How to locate the origin of "Invalid floating point" exception without the debugger?

My system runs for hours without issues.
Suddenly it throws the invalid floating point exception.
It does not happen:
- While running in the debugger
- In all computers

How can I determine where the exception is thrown, without the debugger?
I use Delphi 6.

Solution

By combination of logging and exception tracing. That would mean your system would have to be deployed with debug information. Does not seem a problem for you but sometimes is a problem for box software.

There are a lot of tools to do it, but maybe not all are Delphi-6 compatible still. To name a few:

So you would have to change default exception handler (in TApplication, ExceptProc or whatever - those tools in their sources would show you how to do it) and log floating point exceptions (you would hardly be interested in ALL the possible exceptions now).

This brings another question: a logging framework. Some libs above are already having it, some would need an extra library. You would already need it now and you would need it even more later.

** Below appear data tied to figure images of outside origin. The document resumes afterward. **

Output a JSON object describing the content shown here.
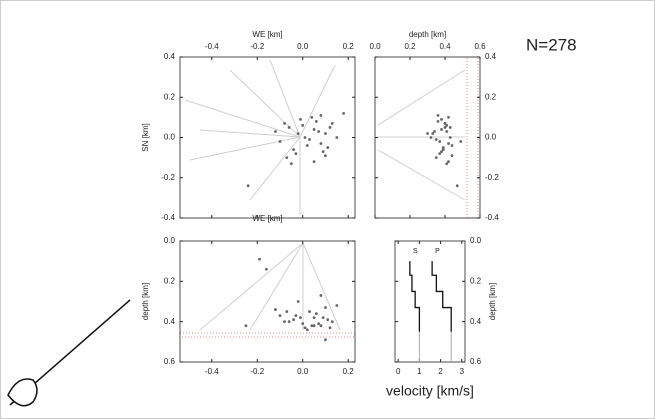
{
  "annotation": "N=278",
  "chart_data": [
    {
      "type": "scatter",
      "x_label": "WE [km]",
      "y_label": "SN [km]",
      "xlim": [
        -0.54,
        0.23
      ],
      "ylim": [
        -0.4,
        0.4
      ],
      "xticks": [
        -0.4,
        -0.2,
        {
          "value": 0,
          "label": "0.0"
        },
        0.2
      ],
      "yticks": [
        -0.4,
        -0.2,
        {
          "value": 0,
          "label": "0.0"
        },
        0.2,
        0.4
      ],
      "series": [
        {
          "color": "#666666",
          "x": [
            -0.02,
            0.03,
            0.05,
            -0.06,
            0.08,
            0.1,
            -0.1,
            0.0,
            0.12,
            -0.04,
            0.06,
            0.15,
            -0.08,
            0.02,
            0.09,
            -0.12,
            0.04,
            0.07,
            -0.03,
            0.11,
            0.01,
            -0.07,
            0.13,
            0.05,
            -0.01,
            0.18,
            -0.24,
            0.08,
            -0.05,
            0.1
          ],
          "values": [
            0.02,
            -0.01,
            0.04,
            0.05,
            -0.03,
            0.02,
            -0.02,
            0.06,
            0.05,
            -0.06,
            0.08,
            0.0,
            0.07,
            -0.04,
            -0.07,
            0.03,
            0.1,
            0.03,
            -0.08,
            -0.05,
            0.0,
            -0.1,
            0.07,
            -0.12,
            0.09,
            0.12,
            -0.24,
            0.11,
            -0.13,
            -0.09
          ]
        }
      ]
    },
    {
      "type": "scatter",
      "x_label": "depth [km]",
      "xlim": [
        0,
        0.6
      ],
      "ylim": [
        -0.4,
        0.4
      ],
      "xticks": [
        {
          "value": 0,
          "label": "0.0"
        },
        0.2,
        0.4,
        0.6
      ],
      "yticks": [
        -0.4,
        -0.2,
        {
          "value": 0,
          "label": "0.0"
        },
        0.2,
        0.4
      ],
      "series": [
        {
          "color": "#666666",
          "x": [
            0.3,
            0.35,
            0.38,
            0.4,
            0.42,
            0.33,
            0.37,
            0.41,
            0.43,
            0.39,
            0.36,
            0.32,
            0.4,
            0.44,
            0.38,
            0.34,
            0.42,
            0.41,
            0.37,
            0.39,
            0.43,
            0.35,
            0.4,
            0.42,
            0.38,
            0.49,
            0.47,
            0.36,
            0.41,
            0.44
          ],
          "values": [
            0.02,
            -0.01,
            0.04,
            0.05,
            -0.03,
            0.02,
            -0.02,
            0.06,
            0.05,
            -0.06,
            0.08,
            0.0,
            0.07,
            -0.04,
            -0.07,
            0.03,
            0.1,
            0.03,
            -0.08,
            -0.05,
            0.0,
            -0.1,
            0.07,
            -0.12,
            0.09,
            -0.02,
            -0.24,
            0.11,
            -0.13,
            -0.09
          ]
        }
      ]
    },
    {
      "type": "scatter",
      "x_label": "WE [km]",
      "y_label": "depth [km]",
      "y_inverted": true,
      "xlim": [
        -0.54,
        0.23
      ],
      "ylim": [
        0,
        0.6
      ],
      "xticks": [
        -0.4,
        -0.2,
        {
          "value": 0,
          "label": "0.0"
        },
        0.2
      ],
      "yticks": [
        {
          "value": 0,
          "label": "0.0"
        },
        0.2,
        0.4,
        0.6
      ],
      "series": [
        {
          "color": "#666666",
          "x": [
            -0.02,
            0.03,
            0.05,
            -0.06,
            0.08,
            0.1,
            -0.1,
            0.0,
            0.12,
            -0.04,
            0.06,
            0.15,
            -0.08,
            0.02,
            0.09,
            -0.12,
            0.04,
            0.07,
            -0.03,
            0.11,
            0.01,
            -0.07,
            0.13,
            0.05,
            -0.01,
            -0.19,
            -0.16,
            0.08,
            0.1,
            -0.25
          ],
          "values": [
            0.3,
            0.35,
            0.38,
            0.4,
            0.42,
            0.33,
            0.37,
            0.41,
            0.43,
            0.39,
            0.36,
            0.32,
            0.4,
            0.44,
            0.38,
            0.34,
            0.42,
            0.41,
            0.37,
            0.39,
            0.43,
            0.35,
            0.4,
            0.42,
            0.38,
            0.09,
            0.14,
            0.27,
            0.49,
            0.42
          ]
        }
      ]
    },
    {
      "type": "line",
      "x_label": "velocity [km/s]",
      "y_label": "depth [km]",
      "y_inverted": true,
      "xlim": [
        -0.15,
        3.15
      ],
      "ylim": [
        0,
        0.6
      ],
      "xticks": [
        0,
        1,
        2,
        3
      ],
      "yticks": [
        {
          "value": 0,
          "label": "0.0"
        },
        0.2,
        0.4,
        0.6
      ],
      "series": [
        {
          "name": "S",
          "color": "#111111",
          "x": [
            0.55,
            0.55,
            0.65,
            0.65,
            0.8,
            0.8,
            1.0,
            1.0
          ],
          "values": [
            0.1,
            0.17,
            0.17,
            0.25,
            0.25,
            0.33,
            0.33,
            0.45
          ]
        },
        {
          "name": "P",
          "color": "#111111",
          "x": [
            1.6,
            1.6,
            1.8,
            1.8,
            2.1,
            2.1,
            2.5,
            2.5
          ],
          "values": [
            0.1,
            0.17,
            0.17,
            0.25,
            0.25,
            0.33,
            0.33,
            0.45
          ]
        }
      ]
    }
  ]
}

Now you run your service for a while and it keeps saving all FP-related exceptions with their stack traces. IF you compiled it with some optimizations disabled (like "always generate stack frame") it would probably also show some local variables and parameters along the way.

If you re lucky - that would be enough for you to understand how the error happens. But most probably you would see the immediate error condition, but not how they developed from failed initial assumptions.

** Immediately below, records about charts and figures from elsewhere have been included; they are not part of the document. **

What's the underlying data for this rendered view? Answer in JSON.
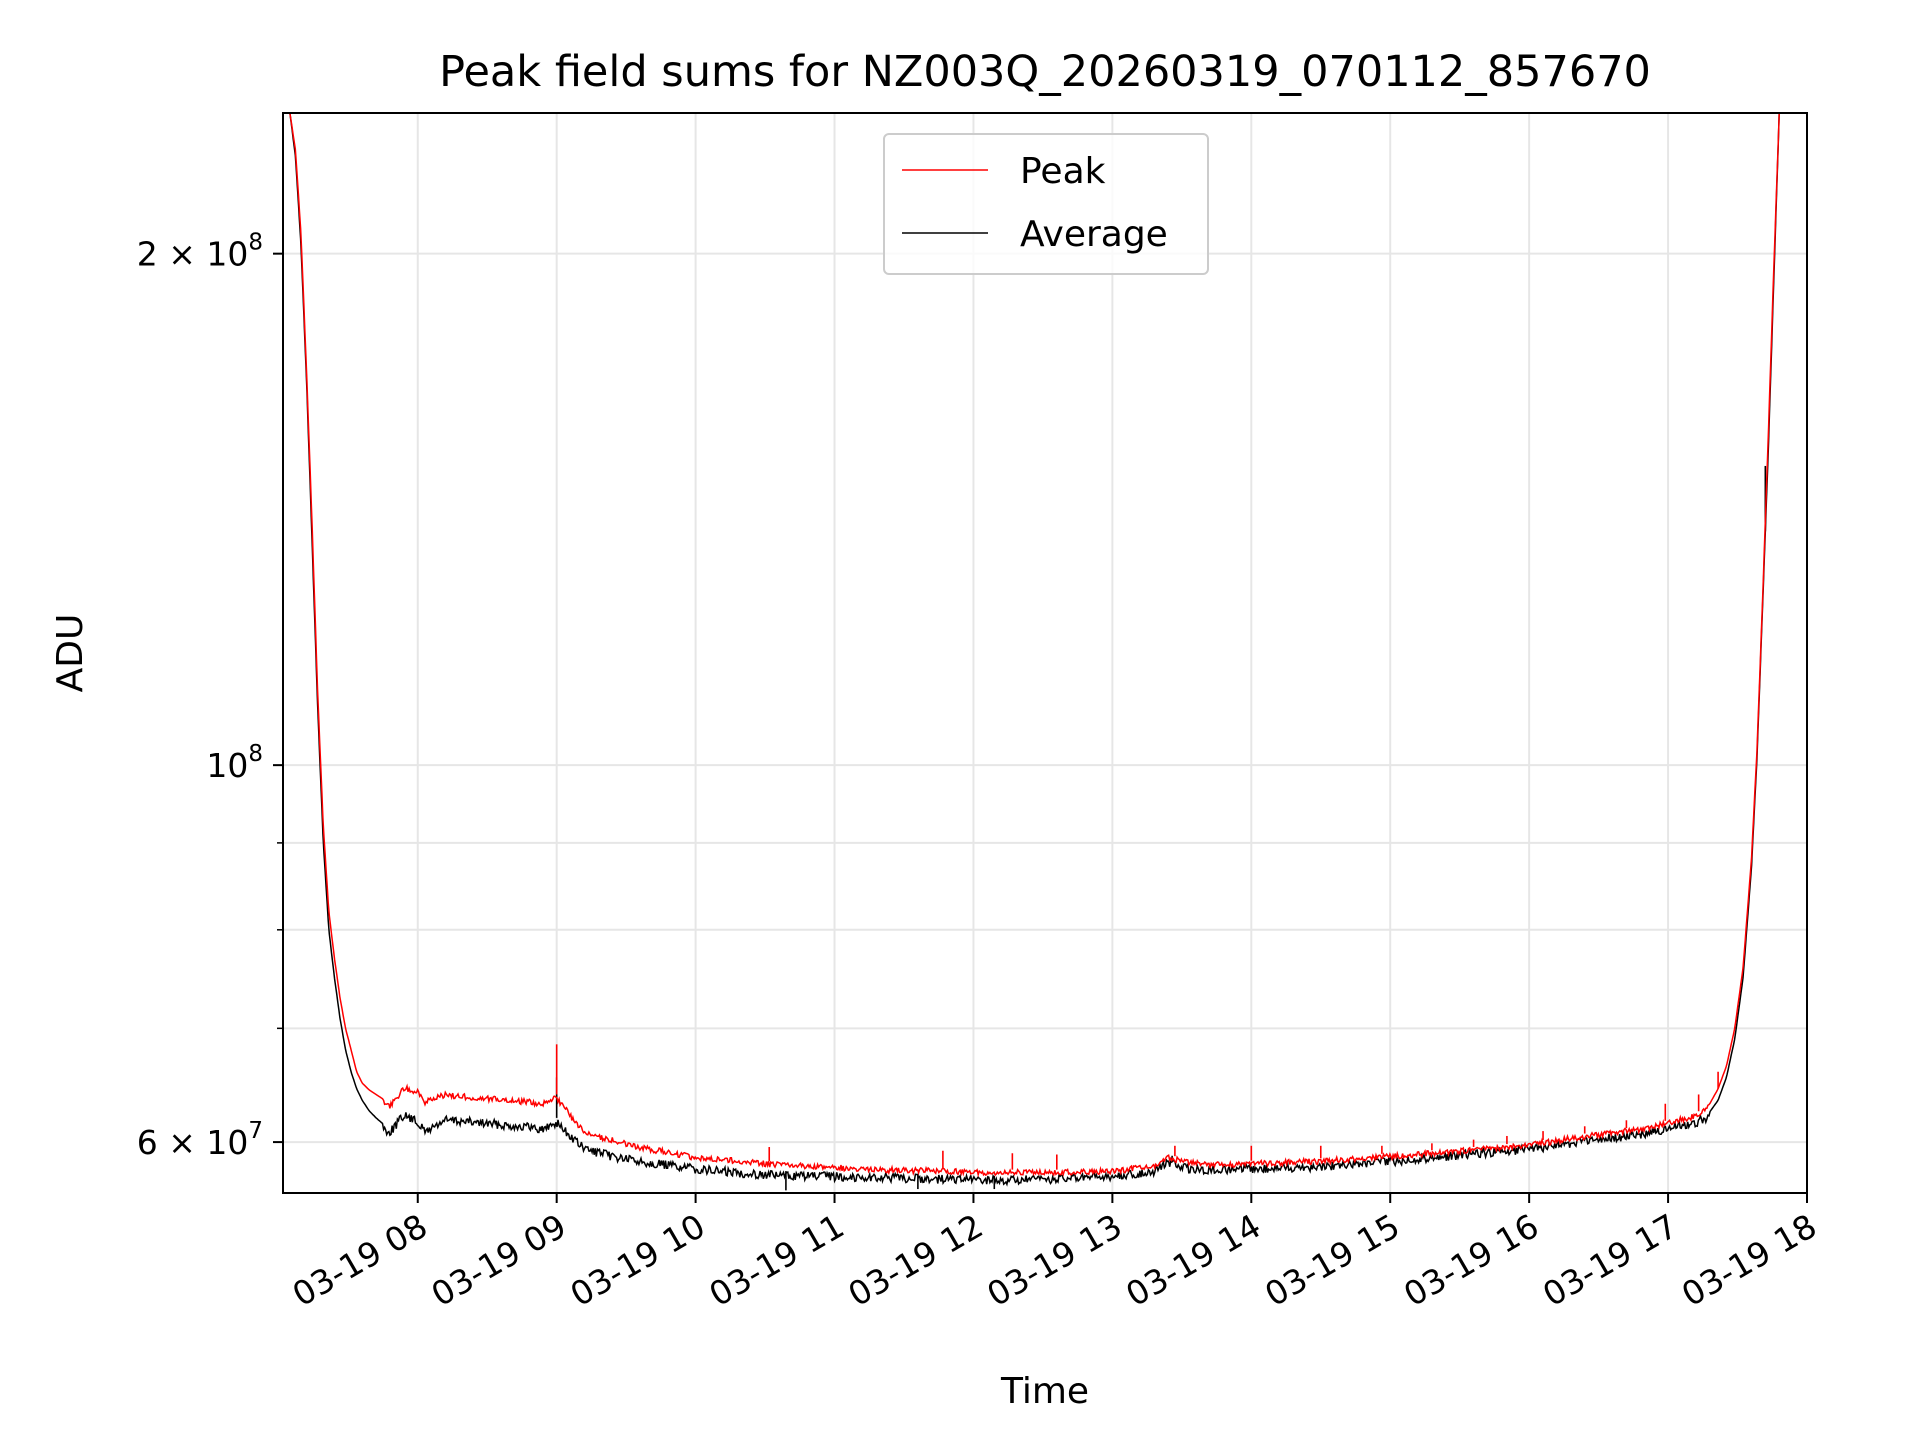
{
  "chart_data": {
    "type": "line",
    "title": "Peak field sums for NZ003Q_20260319_070112_857670",
    "xlabel": "Time",
    "ylabel": "ADU",
    "yscale": "log",
    "xlim": [
      7.03,
      18.0
    ],
    "ylim": [
      56000000,
      242000000
    ],
    "x_unit": "hours on 03-19",
    "x_ticks": [
      {
        "value": 8,
        "label": "03-19 08"
      },
      {
        "value": 9,
        "label": "03-19 09"
      },
      {
        "value": 10,
        "label": "03-19 10"
      },
      {
        "value": 11,
        "label": "03-19 11"
      },
      {
        "value": 12,
        "label": "03-19 12"
      },
      {
        "value": 13,
        "label": "03-19 13"
      },
      {
        "value": 14,
        "label": "03-19 14"
      },
      {
        "value": 15,
        "label": "03-19 15"
      },
      {
        "value": 16,
        "label": "03-19 16"
      },
      {
        "value": 17,
        "label": "03-19 17"
      },
      {
        "value": 18,
        "label": "03-19 18"
      }
    ],
    "y_ticks_major": [
      {
        "value": 200000000,
        "label_base": "2 × 10",
        "label_exp": "8"
      },
      {
        "value": 100000000,
        "label_base": "10",
        "label_exp": "8"
      },
      {
        "value": 60000000,
        "label_base": "6 × 10",
        "label_exp": "7"
      }
    ],
    "y_ticks_minor": [
      70000000,
      80000000,
      90000000
    ],
    "grid": true,
    "legend_position": "upper-center",
    "series": [
      {
        "name": "Peak",
        "color": "#ff0000",
        "x": [
          7.08,
          7.12,
          7.16,
          7.2,
          7.24,
          7.28,
          7.32,
          7.36,
          7.4,
          7.44,
          7.48,
          7.52,
          7.56,
          7.6,
          7.65,
          7.7,
          7.75,
          7.8,
          7.9,
          8.0,
          8.05,
          8.2,
          8.4,
          8.6,
          8.8,
          8.9,
          9.0,
          9.1,
          9.2,
          9.4,
          9.6,
          9.8,
          10.0,
          10.3,
          10.6,
          11.0,
          11.4,
          11.8,
          12.2,
          12.6,
          13.0,
          13.3,
          13.4,
          13.55,
          13.7,
          14.0,
          14.5,
          15.0,
          15.5,
          16.0,
          16.4,
          16.8,
          17.0,
          17.2,
          17.3,
          17.36,
          17.42,
          17.48,
          17.54,
          17.6,
          17.64,
          17.68,
          17.72,
          17.76,
          17.8
        ],
        "y": [
          242000000,
          230000000,
          205000000,
          170000000,
          138000000,
          110000000,
          92000000,
          82000000,
          77000000,
          73000000,
          70000000,
          68000000,
          66000000,
          65000000,
          64400000,
          64000000,
          63600000,
          63200000,
          64800000,
          64500000,
          63600000,
          64200000,
          64000000,
          63800000,
          63600000,
          63400000,
          64000000,
          62400000,
          61000000,
          60400000,
          59800000,
          59400000,
          59000000,
          58700000,
          58400000,
          58200000,
          58000000,
          57900000,
          57800000,
          57800000,
          57900000,
          58300000,
          59000000,
          58600000,
          58400000,
          58500000,
          58700000,
          59100000,
          59500000,
          60000000,
          60700000,
          61300000,
          61800000,
          62400000,
          63200000,
          64500000,
          66500000,
          70000000,
          76000000,
          88000000,
          102000000,
          125000000,
          155000000,
          195000000,
          242000000
        ],
        "spikes": [
          {
            "x": 9.0,
            "y": 68500000
          },
          {
            "x": 10.53,
            "y": 59600000
          },
          {
            "x": 11.78,
            "y": 59300000
          },
          {
            "x": 12.28,
            "y": 59100000
          },
          {
            "x": 12.6,
            "y": 59000000
          },
          {
            "x": 13.45,
            "y": 59700000
          },
          {
            "x": 14.0,
            "y": 59700000
          },
          {
            "x": 14.5,
            "y": 59700000
          },
          {
            "x": 14.94,
            "y": 59700000
          },
          {
            "x": 15.3,
            "y": 59900000
          },
          {
            "x": 15.6,
            "y": 60200000
          },
          {
            "x": 15.84,
            "y": 60500000
          },
          {
            "x": 16.1,
            "y": 60900000
          },
          {
            "x": 16.4,
            "y": 61300000
          },
          {
            "x": 16.7,
            "y": 61800000
          },
          {
            "x": 16.98,
            "y": 63200000
          },
          {
            "x": 17.22,
            "y": 64000000
          },
          {
            "x": 17.36,
            "y": 66000000
          }
        ]
      },
      {
        "name": "Average",
        "color": "#000000",
        "x": [
          7.08,
          7.12,
          7.16,
          7.2,
          7.24,
          7.28,
          7.32,
          7.36,
          7.4,
          7.44,
          7.48,
          7.52,
          7.56,
          7.6,
          7.65,
          7.7,
          7.75,
          7.8,
          7.9,
          8.0,
          8.05,
          8.2,
          8.4,
          8.6,
          8.8,
          8.9,
          9.0,
          9.1,
          9.2,
          9.4,
          9.6,
          9.8,
          10.0,
          10.3,
          10.6,
          11.0,
          11.4,
          11.8,
          12.2,
          12.6,
          13.0,
          13.3,
          13.4,
          13.55,
          13.7,
          14.0,
          14.5,
          15.0,
          15.5,
          16.0,
          16.4,
          16.8,
          17.0,
          17.2,
          17.3,
          17.36,
          17.42,
          17.48,
          17.54,
          17.6,
          17.64,
          17.68,
          17.72,
          17.76,
          17.8
        ],
        "y": [
          242000000,
          228000000,
          202000000,
          168000000,
          135000000,
          108000000,
          90000000,
          80000000,
          75000000,
          71000000,
          68000000,
          66000000,
          64500000,
          63500000,
          62600000,
          62000000,
          61500000,
          61200000,
          62600000,
          62000000,
          61200000,
          62200000,
          62000000,
          61800000,
          61600000,
          61400000,
          62000000,
          60800000,
          59800000,
          59200000,
          58800000,
          58500000,
          58200000,
          57900000,
          57700000,
          57600000,
          57500000,
          57400000,
          57300000,
          57400000,
          57600000,
          58000000,
          58700000,
          58200000,
          58100000,
          58200000,
          58400000,
          58800000,
          59300000,
          59800000,
          60400000,
          61000000,
          61500000,
          62000000,
          62500000,
          63500000,
          65500000,
          69000000,
          75000000,
          87000000,
          101000000,
          124000000,
          152000000,
          192000000,
          242000000
        ],
        "spikes": [
          {
            "x": 9.0,
            "y": 65500000
          },
          {
            "x": 10.65,
            "y": 56200000
          },
          {
            "x": 11.6,
            "y": 56300000
          },
          {
            "x": 12.15,
            "y": 56300000
          },
          {
            "x": 13.43,
            "y": 58900000
          },
          {
            "x": 16.96,
            "y": 61500000
          },
          {
            "x": 17.7,
            "y": 150000000
          }
        ]
      }
    ]
  }
}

In that case you would at least have the stack trace (execution path) to the error (or few paths to a few similar errors that you know think being one). At that point you shift your main effort into logging. Knowing your execution path you can log all the interesting functions parameter and local variables along the execution path and see how those variables get abnormal values before the logged exception (and how values are normal if now exception happens).

You would have to do several iterations, first expanding your search down the call stack, adding more params and vars to log, and maybe including some side-by routines to the logging, that are not directly in the call stack but were called before the exception and were affecting local vars values before the error.